I called AppleCare, but they said since I didn't purchase the Protection Plan, I couldn't use my new MBP's coverage to replace it. So it looks as though I have 4 options
1. Fix the power supply myself
2. Buy AppleCare (but I don't have $200)
3. Buy a new TC ($249 for a 1TB 2Gen TC, but again, no $$)
4. Brick it and hope that Apple acknowledges it's a defective unit.
+Does anyone know if this problem effects the new TC's? I was planning on just buying a new one before I read this forum. Thoughts?+
This is completely unknown and un-knowable until the current batch reaches 18months. Infact of course we cannot be sure what percentage of the older model are going to be effected for another year or so.. if it was simply a bad batch of capacitors in one lot of power supplies, or a general design fault.

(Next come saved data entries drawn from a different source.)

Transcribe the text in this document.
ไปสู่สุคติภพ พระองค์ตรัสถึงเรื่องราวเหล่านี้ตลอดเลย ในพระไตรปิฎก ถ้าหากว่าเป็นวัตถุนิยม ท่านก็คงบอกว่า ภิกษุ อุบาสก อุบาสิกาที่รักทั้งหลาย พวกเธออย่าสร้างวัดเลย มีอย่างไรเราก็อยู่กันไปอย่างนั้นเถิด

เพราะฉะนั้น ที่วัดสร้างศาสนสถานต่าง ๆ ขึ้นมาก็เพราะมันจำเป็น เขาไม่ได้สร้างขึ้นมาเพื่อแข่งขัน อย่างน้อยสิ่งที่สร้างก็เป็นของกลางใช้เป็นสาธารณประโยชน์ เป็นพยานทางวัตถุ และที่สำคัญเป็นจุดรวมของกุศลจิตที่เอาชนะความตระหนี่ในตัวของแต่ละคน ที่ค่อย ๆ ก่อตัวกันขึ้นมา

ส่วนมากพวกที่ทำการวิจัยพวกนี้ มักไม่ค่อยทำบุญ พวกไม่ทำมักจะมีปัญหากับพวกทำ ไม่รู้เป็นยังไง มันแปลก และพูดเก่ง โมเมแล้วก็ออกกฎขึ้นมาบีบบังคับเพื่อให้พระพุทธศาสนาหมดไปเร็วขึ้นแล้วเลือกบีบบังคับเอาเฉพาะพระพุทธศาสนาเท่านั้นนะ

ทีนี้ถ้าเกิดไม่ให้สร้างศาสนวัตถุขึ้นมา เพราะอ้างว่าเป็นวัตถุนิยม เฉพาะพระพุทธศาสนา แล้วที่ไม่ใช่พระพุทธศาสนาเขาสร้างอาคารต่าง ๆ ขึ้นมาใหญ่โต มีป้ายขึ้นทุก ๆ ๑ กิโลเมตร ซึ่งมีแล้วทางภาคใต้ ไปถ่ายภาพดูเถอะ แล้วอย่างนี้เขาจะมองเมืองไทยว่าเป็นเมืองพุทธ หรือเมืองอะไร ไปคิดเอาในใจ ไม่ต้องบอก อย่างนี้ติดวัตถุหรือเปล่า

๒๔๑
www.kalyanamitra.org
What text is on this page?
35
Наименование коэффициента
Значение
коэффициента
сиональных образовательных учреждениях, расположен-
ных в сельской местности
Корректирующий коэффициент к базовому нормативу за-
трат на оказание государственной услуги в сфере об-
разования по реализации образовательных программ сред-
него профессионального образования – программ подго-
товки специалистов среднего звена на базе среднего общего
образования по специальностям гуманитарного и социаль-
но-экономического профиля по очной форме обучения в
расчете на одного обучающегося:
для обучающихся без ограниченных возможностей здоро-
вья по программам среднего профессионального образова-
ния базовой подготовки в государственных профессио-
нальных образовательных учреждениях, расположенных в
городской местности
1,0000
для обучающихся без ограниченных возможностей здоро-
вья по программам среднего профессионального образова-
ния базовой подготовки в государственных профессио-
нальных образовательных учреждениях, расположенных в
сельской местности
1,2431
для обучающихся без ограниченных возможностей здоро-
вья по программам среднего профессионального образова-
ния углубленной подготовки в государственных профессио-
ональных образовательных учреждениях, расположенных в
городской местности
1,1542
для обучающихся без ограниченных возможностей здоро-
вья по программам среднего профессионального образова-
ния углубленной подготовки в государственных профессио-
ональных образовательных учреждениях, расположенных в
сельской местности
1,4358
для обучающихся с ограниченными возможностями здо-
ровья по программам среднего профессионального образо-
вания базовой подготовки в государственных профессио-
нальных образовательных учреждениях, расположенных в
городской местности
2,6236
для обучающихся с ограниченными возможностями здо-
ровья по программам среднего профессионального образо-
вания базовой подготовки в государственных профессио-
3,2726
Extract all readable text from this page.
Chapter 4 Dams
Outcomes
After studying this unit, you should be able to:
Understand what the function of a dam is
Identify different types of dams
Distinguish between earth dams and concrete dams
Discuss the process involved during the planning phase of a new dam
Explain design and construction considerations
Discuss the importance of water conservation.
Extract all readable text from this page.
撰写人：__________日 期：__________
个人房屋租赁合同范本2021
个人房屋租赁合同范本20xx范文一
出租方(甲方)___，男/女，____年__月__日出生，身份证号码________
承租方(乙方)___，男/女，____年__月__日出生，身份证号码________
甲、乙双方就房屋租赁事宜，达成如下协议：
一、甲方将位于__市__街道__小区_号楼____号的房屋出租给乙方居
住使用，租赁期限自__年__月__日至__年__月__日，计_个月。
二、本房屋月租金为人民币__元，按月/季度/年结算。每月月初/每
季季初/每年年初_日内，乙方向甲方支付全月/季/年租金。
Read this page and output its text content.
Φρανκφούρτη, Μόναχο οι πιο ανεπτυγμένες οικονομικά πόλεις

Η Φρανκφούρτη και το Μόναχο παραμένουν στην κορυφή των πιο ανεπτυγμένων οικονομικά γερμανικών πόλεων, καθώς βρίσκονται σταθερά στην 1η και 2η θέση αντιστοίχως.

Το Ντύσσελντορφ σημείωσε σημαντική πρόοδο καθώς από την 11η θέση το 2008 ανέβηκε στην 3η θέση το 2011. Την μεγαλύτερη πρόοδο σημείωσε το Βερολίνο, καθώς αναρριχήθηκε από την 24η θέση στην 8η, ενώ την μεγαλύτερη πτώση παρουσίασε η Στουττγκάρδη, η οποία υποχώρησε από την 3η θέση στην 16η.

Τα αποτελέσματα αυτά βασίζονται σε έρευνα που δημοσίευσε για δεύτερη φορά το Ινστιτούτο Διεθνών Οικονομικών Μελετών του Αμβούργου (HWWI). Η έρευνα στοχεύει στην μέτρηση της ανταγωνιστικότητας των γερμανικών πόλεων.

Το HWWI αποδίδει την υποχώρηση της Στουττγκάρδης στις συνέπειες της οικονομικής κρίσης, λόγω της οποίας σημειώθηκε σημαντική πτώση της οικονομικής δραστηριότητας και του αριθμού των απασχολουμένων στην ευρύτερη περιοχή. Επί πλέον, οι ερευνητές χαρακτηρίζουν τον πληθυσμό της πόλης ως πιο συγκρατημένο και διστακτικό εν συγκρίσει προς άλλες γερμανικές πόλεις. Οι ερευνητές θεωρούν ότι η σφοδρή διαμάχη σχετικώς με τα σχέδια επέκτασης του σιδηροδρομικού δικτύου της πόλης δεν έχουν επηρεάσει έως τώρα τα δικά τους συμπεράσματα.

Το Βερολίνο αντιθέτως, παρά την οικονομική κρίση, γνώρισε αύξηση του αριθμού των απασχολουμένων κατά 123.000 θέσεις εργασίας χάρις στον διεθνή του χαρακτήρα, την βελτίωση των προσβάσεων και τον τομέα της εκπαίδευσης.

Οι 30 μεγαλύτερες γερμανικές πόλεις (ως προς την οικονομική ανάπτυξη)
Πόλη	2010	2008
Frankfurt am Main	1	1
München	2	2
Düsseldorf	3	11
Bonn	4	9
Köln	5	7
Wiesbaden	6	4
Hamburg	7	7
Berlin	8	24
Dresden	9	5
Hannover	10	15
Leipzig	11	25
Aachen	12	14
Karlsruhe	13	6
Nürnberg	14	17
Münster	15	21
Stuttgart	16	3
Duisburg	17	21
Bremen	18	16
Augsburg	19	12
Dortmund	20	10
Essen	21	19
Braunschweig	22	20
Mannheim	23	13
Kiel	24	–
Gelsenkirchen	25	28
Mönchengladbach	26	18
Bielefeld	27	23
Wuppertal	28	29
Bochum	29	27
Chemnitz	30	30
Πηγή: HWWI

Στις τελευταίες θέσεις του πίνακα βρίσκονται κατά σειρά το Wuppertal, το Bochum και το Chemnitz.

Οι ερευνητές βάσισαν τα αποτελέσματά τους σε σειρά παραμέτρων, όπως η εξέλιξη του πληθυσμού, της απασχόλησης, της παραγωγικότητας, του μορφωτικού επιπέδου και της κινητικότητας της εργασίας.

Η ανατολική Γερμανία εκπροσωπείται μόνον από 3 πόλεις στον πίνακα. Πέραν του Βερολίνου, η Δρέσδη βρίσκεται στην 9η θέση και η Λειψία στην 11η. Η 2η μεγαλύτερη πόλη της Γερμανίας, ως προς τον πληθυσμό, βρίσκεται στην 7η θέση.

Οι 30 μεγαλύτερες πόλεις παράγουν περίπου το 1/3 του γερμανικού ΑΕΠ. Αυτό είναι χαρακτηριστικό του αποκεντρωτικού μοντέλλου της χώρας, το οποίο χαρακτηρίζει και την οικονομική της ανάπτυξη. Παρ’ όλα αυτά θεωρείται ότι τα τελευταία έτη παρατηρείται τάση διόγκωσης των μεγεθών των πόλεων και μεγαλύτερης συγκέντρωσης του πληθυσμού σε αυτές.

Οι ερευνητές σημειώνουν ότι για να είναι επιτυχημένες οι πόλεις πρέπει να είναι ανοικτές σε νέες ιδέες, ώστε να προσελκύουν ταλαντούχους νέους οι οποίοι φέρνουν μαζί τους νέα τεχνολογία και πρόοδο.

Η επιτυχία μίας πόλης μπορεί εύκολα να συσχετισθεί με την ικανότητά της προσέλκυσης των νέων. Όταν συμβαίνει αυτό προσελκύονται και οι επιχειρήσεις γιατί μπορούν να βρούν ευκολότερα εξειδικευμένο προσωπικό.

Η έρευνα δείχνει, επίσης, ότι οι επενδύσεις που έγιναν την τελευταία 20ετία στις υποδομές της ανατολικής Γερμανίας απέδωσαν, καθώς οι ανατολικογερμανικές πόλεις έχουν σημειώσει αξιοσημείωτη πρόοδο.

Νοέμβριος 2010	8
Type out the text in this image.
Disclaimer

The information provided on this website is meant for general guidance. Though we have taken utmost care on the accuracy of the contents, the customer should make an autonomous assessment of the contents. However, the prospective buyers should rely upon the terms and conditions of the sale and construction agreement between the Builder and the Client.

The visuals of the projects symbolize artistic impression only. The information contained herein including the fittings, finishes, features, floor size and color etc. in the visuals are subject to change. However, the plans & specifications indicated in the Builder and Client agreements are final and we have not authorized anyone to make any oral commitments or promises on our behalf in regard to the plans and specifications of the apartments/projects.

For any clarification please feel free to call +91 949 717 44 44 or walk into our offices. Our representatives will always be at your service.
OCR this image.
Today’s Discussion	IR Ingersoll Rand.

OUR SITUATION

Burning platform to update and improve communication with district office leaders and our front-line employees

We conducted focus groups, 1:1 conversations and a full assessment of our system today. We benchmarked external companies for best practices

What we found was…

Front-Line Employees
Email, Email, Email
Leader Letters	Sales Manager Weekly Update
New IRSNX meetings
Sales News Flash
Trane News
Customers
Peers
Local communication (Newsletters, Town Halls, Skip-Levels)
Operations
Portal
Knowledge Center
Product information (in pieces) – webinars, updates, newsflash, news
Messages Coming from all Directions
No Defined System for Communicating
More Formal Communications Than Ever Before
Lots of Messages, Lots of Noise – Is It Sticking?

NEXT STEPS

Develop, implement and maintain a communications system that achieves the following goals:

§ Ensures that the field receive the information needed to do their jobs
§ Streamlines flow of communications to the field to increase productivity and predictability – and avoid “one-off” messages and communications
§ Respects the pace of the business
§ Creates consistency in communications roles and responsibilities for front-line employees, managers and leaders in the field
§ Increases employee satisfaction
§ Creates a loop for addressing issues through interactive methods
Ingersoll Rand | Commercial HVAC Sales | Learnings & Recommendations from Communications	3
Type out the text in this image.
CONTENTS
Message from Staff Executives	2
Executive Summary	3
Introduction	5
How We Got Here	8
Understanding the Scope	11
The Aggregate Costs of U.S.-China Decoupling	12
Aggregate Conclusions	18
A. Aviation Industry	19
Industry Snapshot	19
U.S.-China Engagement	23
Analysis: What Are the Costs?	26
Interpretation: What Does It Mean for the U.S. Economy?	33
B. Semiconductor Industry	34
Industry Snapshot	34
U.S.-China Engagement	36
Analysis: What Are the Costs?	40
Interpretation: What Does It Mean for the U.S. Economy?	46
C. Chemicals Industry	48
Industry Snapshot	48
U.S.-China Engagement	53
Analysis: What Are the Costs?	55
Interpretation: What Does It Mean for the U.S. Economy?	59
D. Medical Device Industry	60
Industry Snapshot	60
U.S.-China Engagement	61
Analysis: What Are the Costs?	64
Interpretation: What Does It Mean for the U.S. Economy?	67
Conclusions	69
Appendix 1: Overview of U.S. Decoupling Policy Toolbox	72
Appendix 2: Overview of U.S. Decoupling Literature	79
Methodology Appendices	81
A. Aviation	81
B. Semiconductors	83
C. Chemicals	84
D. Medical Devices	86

But IMHO with them dying all over the world at this same 18month point... that is too unlikely for bad components. It points to a basic fundamental flaw. Interesting that in their reviews of the TC CNET said it runs too hot. Heat is very bad for the HDD and capacitors in the power supply. Near the highest temp capacitor lifespan about doubles for every 10degC drop in temp. So you keep things cool and they last much longer.
Bad components by their very nature are more random than that... and in a warm climate like here in Aus should die before your cooler US climate areas. Or even differences between North and South in USA. It is too much of a co-incidence that the fault was hardly heard of even 2 months ago.. and now suddenly there are heaps of them... reports on forums will only be the tip of the iceberg.
I would suggest over the next few months as each monthly batch reaches the 18month point they are going to similarly die..
The good point of this, Apple will finally do something.
The bad point is, Apple have only now discovered their faulty Engineering... and so any replacement box will still have the issue until they redesign it.
Better cooling... external power supply... simple basic engineering.
Oh BTW, I am a chemical engineer. Heat transfer is what we do... electronics is just a hobby.
I purchased my 500GB TC in 4/4/08. Yesterday I got back from a 10 day vacation to find mine had shut down. I suspect the higher temperatures in Florida with the AC off had something to do with it. I unplugged it an tried again and it blinked yellow for a few seconds and then shut down. I then unplugged everything thinking it was toast but then decided to try again since the room was now cooler and it started up and has been working since... No doubt a thermal issue with the power supply.